The shuttle was reportedly developed on a budget of just 1 billion rupees ($14 million), a fraction of the billions of dollars spent by other nations’ space programs.
The Reusable Launch Vehicle, or RLV-TD, which is around the size of a minibus, hurtled into a blue sky over southeast India after its 7 am liftoff.
After reaching an altitude of about 70 kilometers, it glided back down to Earth, splashing into the Bay of Bengal 10 minutes later. The test was a small but crucial step toward eventually developing a full-size, reusable version of the shuttle to make space travel easier and cheaper in the future.
“We have successfully accomplished the RLV mission as a technology demonstrator,” Indian Space Research Organization (ISRO) spokesman Devi Prasad Karnik told AFP.
The worldwide race for reusable rockets intensified after NASA retired its space shuttle program in 2011. They are seen as key to cutting costs and waste in the space industry, which currently loses millions of dollars in jettisoned machinery after each launch.

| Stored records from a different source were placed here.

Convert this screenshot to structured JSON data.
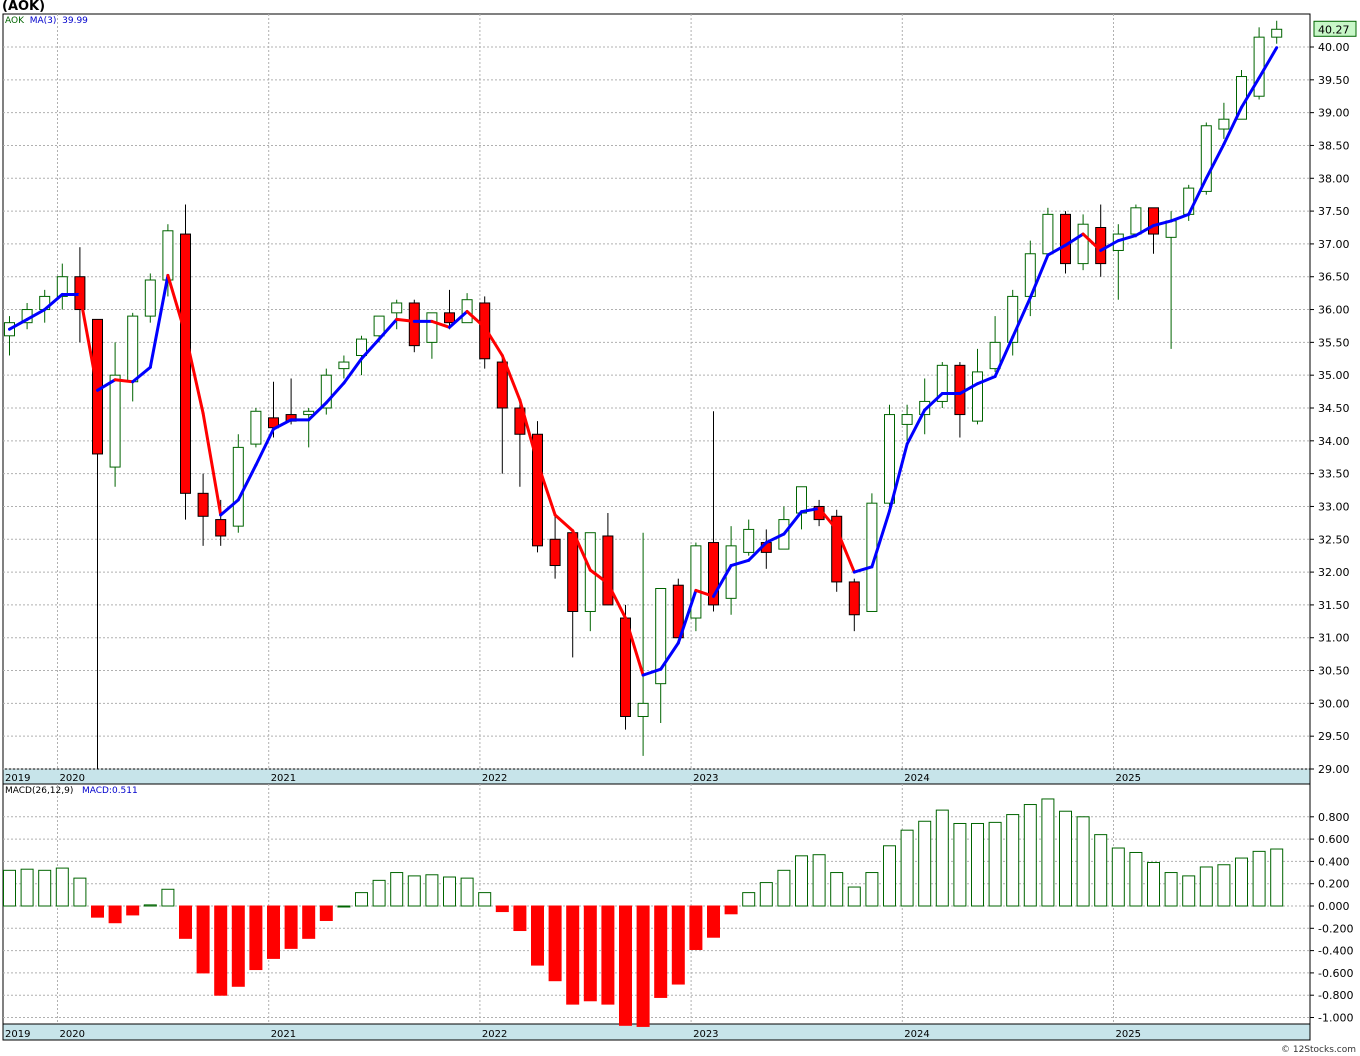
{
  "title": "(AOK)",
  "legend": {
    "price_symbol": "AOK",
    "ma_label": "MA(3)",
    "ma_value": "39.99",
    "macd_label": "MACD(26,12,9)",
    "macd_value": "MACD:0.511"
  },
  "last_price_badge": "40.27",
  "credit": "© 12Stocks.com",
  "colors": {
    "up_body": "#ffffff",
    "up_edge": "#006400",
    "down_body": "#ff0000",
    "ma_up": "#0000ff",
    "ma_down": "#ff0000",
    "macd_pos": "#006400",
    "macd_neg": "#ff0000",
    "axis_band": "#c7e4ea",
    "grid": "#b0b0b0",
    "badge_fill": "#c8f7c8"
  },
  "chart_data": [
    {
      "type": "candlestick",
      "interval": "monthly",
      "grid": true,
      "y_axis_side": "right",
      "ylim": [
        29.0,
        40.5
      ],
      "y_ticks": [
        "29.00",
        "29.50",
        "30.00",
        "30.50",
        "31.00",
        "31.50",
        "32.00",
        "32.50",
        "33.00",
        "33.50",
        "34.00",
        "34.50",
        "35.00",
        "35.50",
        "36.00",
        "36.50",
        "37.00",
        "37.50",
        "38.00",
        "38.50",
        "39.00",
        "39.50",
        "40.00"
      ],
      "x_tick_labels": [
        "2019",
        "2020",
        "2021",
        "2022",
        "2023",
        "2024",
        "2025"
      ],
      "x_tick_positions": [
        -1,
        3,
        15,
        27,
        39,
        51,
        63
      ],
      "ohlc": [
        [
          35.6,
          35.9,
          35.3,
          35.8
        ],
        [
          35.8,
          36.1,
          35.7,
          36.0
        ],
        [
          36.0,
          36.3,
          35.8,
          36.2
        ],
        [
          36.2,
          36.7,
          36.0,
          36.5
        ],
        [
          36.5,
          36.95,
          35.5,
          36.0
        ],
        [
          35.85,
          35.85,
          29.0,
          33.8
        ],
        [
          33.6,
          35.5,
          33.3,
          35.0
        ],
        [
          34.9,
          35.95,
          34.6,
          35.9
        ],
        [
          35.9,
          36.55,
          35.8,
          36.45
        ],
        [
          36.45,
          37.3,
          36.2,
          37.2
        ],
        [
          37.15,
          37.6,
          32.8,
          33.2
        ],
        [
          33.2,
          33.5,
          32.4,
          32.85
        ],
        [
          32.8,
          33.1,
          32.4,
          32.55
        ],
        [
          32.7,
          34.1,
          32.6,
          33.9
        ],
        [
          33.95,
          34.5,
          33.9,
          34.45
        ],
        [
          34.35,
          34.9,
          34.05,
          34.2
        ],
        [
          34.4,
          34.95,
          34.25,
          34.3
        ],
        [
          34.4,
          34.5,
          33.9,
          34.45
        ],
        [
          34.5,
          35.1,
          34.4,
          35.0
        ],
        [
          35.1,
          35.3,
          34.95,
          35.2
        ],
        [
          35.3,
          35.6,
          35.0,
          35.55
        ],
        [
          35.6,
          35.9,
          35.5,
          35.9
        ],
        [
          35.95,
          36.15,
          35.7,
          36.1
        ],
        [
          36.1,
          36.15,
          35.35,
          35.45
        ],
        [
          35.5,
          35.95,
          35.25,
          35.95
        ],
        [
          35.95,
          36.3,
          35.7,
          35.8
        ],
        [
          35.8,
          36.25,
          35.8,
          36.15
        ],
        [
          36.1,
          36.2,
          35.1,
          35.25
        ],
        [
          35.2,
          35.3,
          33.5,
          34.5
        ],
        [
          34.5,
          34.6,
          33.3,
          34.1
        ],
        [
          34.1,
          34.3,
          32.3,
          32.4
        ],
        [
          32.5,
          32.9,
          31.9,
          32.1
        ],
        [
          32.6,
          32.6,
          30.7,
          31.4
        ],
        [
          31.4,
          32.6,
          31.1,
          32.6
        ],
        [
          32.55,
          32.9,
          31.5,
          31.5
        ],
        [
          31.3,
          31.5,
          29.6,
          29.8
        ],
        [
          29.8,
          32.6,
          29.2,
          30.0
        ],
        [
          30.3,
          31.75,
          29.7,
          31.75
        ],
        [
          31.8,
          31.9,
          31.0,
          31.0
        ],
        [
          31.3,
          32.45,
          31.1,
          32.4
        ],
        [
          32.45,
          34.45,
          31.4,
          31.5
        ],
        [
          31.6,
          32.7,
          31.35,
          32.4
        ],
        [
          32.3,
          32.8,
          32.25,
          32.65
        ],
        [
          32.45,
          32.65,
          32.05,
          32.3
        ],
        [
          32.35,
          33.0,
          32.35,
          32.8
        ],
        [
          32.9,
          33.3,
          32.65,
          33.3
        ],
        [
          33.0,
          33.1,
          32.7,
          32.8
        ],
        [
          32.85,
          32.95,
          31.7,
          31.85
        ],
        [
          31.85,
          31.9,
          31.1,
          31.35
        ],
        [
          31.4,
          33.2,
          31.4,
          33.05
        ],
        [
          33.05,
          34.55,
          33.0,
          34.4
        ],
        [
          34.25,
          34.55,
          34.0,
          34.4
        ],
        [
          34.4,
          34.95,
          34.1,
          34.6
        ],
        [
          34.6,
          35.2,
          34.5,
          35.15
        ],
        [
          35.15,
          35.2,
          34.05,
          34.4
        ],
        [
          34.3,
          35.4,
          34.25,
          35.05
        ],
        [
          35.1,
          35.9,
          35.05,
          35.5
        ],
        [
          35.5,
          36.3,
          35.3,
          36.2
        ],
        [
          36.2,
          37.05,
          35.9,
          36.85
        ],
        [
          36.85,
          37.55,
          36.8,
          37.45
        ],
        [
          37.45,
          37.5,
          36.55,
          36.7
        ],
        [
          36.7,
          37.45,
          36.6,
          37.3
        ],
        [
          37.25,
          37.6,
          36.5,
          36.7
        ],
        [
          36.9,
          37.3,
          36.15,
          37.15
        ],
        [
          37.15,
          37.6,
          37.1,
          37.55
        ],
        [
          37.55,
          37.55,
          36.85,
          37.15
        ],
        [
          37.1,
          37.5,
          35.4,
          37.35
        ],
        [
          37.45,
          37.9,
          37.35,
          37.85
        ],
        [
          37.8,
          38.85,
          37.75,
          38.8
        ],
        [
          38.75,
          39.15,
          38.6,
          38.9
        ],
        [
          38.9,
          39.65,
          38.9,
          39.55
        ],
        [
          39.25,
          40.3,
          39.2,
          40.15
        ],
        [
          40.15,
          40.4,
          40.05,
          40.27
        ]
      ],
      "ma3": [
        35.7,
        35.85,
        36.0,
        36.23,
        36.23,
        34.77,
        34.93,
        34.9,
        35.12,
        36.52,
        35.62,
        34.42,
        32.87,
        33.1,
        33.63,
        34.18,
        34.32,
        34.32,
        34.58,
        34.88,
        35.25,
        35.55,
        35.85,
        35.82,
        35.82,
        35.73,
        35.97,
        35.73,
        35.3,
        34.62,
        33.67,
        32.87,
        32.63,
        32.03,
        31.83,
        31.3,
        30.43,
        30.52,
        30.92,
        31.72,
        31.63,
        32.1,
        32.18,
        32.45,
        32.58,
        32.92,
        32.97,
        32.65,
        32.0,
        32.08,
        32.93,
        33.95,
        34.47,
        34.72,
        34.72,
        34.87,
        34.98,
        35.58,
        36.18,
        36.83,
        36.98,
        37.15,
        36.9,
        37.05,
        37.13,
        37.28,
        37.35,
        37.45,
        38.0,
        38.52,
        39.08,
        39.53,
        39.99
      ]
    },
    {
      "type": "bar",
      "name": "MACD(26,12,9)",
      "grid": true,
      "ylim": [
        -1.08,
        1.0
      ],
      "y_ticks": [
        "-1.000",
        "-0.800",
        "-0.600",
        "-0.400",
        "-0.200",
        "0.000",
        "0.200",
        "0.400",
        "0.600",
        "0.800"
      ],
      "x_tick_labels": [
        "2019",
        "2020",
        "2021",
        "2022",
        "2023",
        "2024",
        "2025"
      ],
      "values": [
        0.32,
        0.33,
        0.32,
        0.34,
        0.25,
        -0.1,
        -0.15,
        -0.08,
        0.01,
        0.15,
        -0.29,
        -0.6,
        -0.8,
        -0.72,
        -0.57,
        -0.47,
        -0.38,
        -0.29,
        -0.13,
        0.0,
        0.12,
        0.23,
        0.3,
        0.27,
        0.28,
        0.26,
        0.25,
        0.12,
        -0.05,
        -0.22,
        -0.53,
        -0.67,
        -0.88,
        -0.85,
        -0.88,
        -1.07,
        -1.08,
        -0.82,
        -0.7,
        -0.39,
        -0.28,
        -0.07,
        0.12,
        0.21,
        0.32,
        0.45,
        0.46,
        0.3,
        0.17,
        0.3,
        0.54,
        0.68,
        0.76,
        0.86,
        0.74,
        0.74,
        0.75,
        0.82,
        0.91,
        0.96,
        0.85,
        0.8,
        0.64,
        0.52,
        0.48,
        0.39,
        0.3,
        0.27,
        0.35,
        0.37,
        0.43,
        0.49,
        0.511
      ]
    }
  ]
}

Internet tycoon Elon Musk’s SpaceX and Blue Origin of Amazon owner Jeff Bezos have already successfully carried out their own test launches. Musk said in April that it costs about $300,000 to fuel a rocket and about $60 million to build one.
SpaceX first landed its powerful Falcon 9 rocket in December while Blue Origin’s New Shepard successfully completed a third launch and vertical landing in April this year.
But ISRO hopes to develop its own version, primarily to cash in on the huge and lucrative demand from other countries to send up their satellites.
The Indian space agency is no stranger to stellar achievements on a shoestring budget.
It made global headlines in 2013 after sending an unmanned rocket to orbit Mars at a cost of just $73 million. NASA’s Maven Mars mission had a $671 million price tag.
K. Sivan, a scientist involved in the latest project, said the 7-meter long shuttle survived the test flight, and scientists hope subsequent models six times as big, to be built over the next decade, will glide safely back to land.